Evangeline bit her lip, dragging the brush through her hair.

“I was born on this estate. I worked in the main house as a girl, and Eleanor was my first mistress.

She was a kind but nervous woman, married to a man who liked to drink bourbon more than he enjoyed making it.

That man lived his life at the bottom of the bottle, and the drink made him… unpleasant.

“I was still a child myself when Richard was born. Eleanor was different afterward. She’d always been prone to nerves, but after a baby finally came, she changed.

She stopped sleeping, would stand over the crib to guard the child through the night.

She wore her winter coat in the heat of summer and walked the halls in her wedding gown.

She attacked a nursemaid once, claimed she was plotting to kidnap the baby.

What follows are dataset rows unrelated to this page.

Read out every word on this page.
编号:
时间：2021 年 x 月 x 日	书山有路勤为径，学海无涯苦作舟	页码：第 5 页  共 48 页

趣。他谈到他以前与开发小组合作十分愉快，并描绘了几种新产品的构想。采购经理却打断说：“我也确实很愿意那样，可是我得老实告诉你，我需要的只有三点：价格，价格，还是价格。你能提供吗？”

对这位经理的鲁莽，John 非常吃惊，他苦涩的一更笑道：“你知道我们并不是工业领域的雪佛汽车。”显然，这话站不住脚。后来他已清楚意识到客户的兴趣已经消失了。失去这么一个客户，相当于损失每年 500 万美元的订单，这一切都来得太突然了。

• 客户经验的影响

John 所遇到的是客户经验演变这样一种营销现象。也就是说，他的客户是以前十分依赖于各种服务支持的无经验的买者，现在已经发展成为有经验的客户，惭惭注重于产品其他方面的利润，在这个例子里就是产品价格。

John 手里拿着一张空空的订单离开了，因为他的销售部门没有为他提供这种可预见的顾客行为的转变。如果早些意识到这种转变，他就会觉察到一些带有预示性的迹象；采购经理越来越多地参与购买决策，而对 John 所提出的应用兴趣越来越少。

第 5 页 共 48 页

It made no sense, the things she would say and do. ”

Evangeline shook her head. “Some women take to motherhood like a duck to water. Eleanor was a drowning cat, striking out and clawing anyone who came near. One evening, I came upstairs to light the fires. When I went to the nursery, Eleanor was dressed in her wedding gown, standing over Richard’s crib with a blanket over his face.

She was smothering him. I knew she didn’t mean it…

she would never hurt that baby boy. She’d kill anyone who tried.

She quite simply wasn’t right. I saw it in her eyes when I stopped her, the horror.

” Evangeline shuddered. “We found her in the rickhouse the next morning.”

“Gracious,” Margot gasped.

Evangeline helped Margot to her feet. She plucked a day dress from the closet. “Put this on.”

Margot complied, mesmerized as Evangeline continued her story.

“Xander and I were childhood sweethearts. After we married, I was late several times, but I never carried a child to term. That was when I started seeing Eleanor again, during my pregnancies. I thought she was my friend. She was the one who showed me what Babette was doing…” Evangeline trailed off.

“I never told Xander I saw him with Babette. Eleanor showed me, but the way she did it was needlessly cruel.”

Evangeline looked away, blinking back tears. “I quit working in the main house the very next day. I was finished. The women in this house hurt, and so they like to hurt others. It’s a vicious cycle, a circle with no beginning and no end.”

“And now,” Margot said, chewing her lip, “I’ve been hurt.”

“You have. You are but a piece in their game, a projection for their own pain.” She offered Margot her hand, and when she took it, Evangeline squeezed. “How are you truly doing, Margot? You can tell me, sugar.”

“Not good,” she squeaked.

“No? Tell me about it. Tell me everything.”

And so she did. But Margot’s story didn’t start at Dravenhearst Distilling.

It started so many years before, at Greenbrier Estates.

With Elijah. She started with Elijah and ended with Merrick, bookending her losses.

The story poured out of her almost like vomiting—once she began, she just kept going until it all came out. A total purge.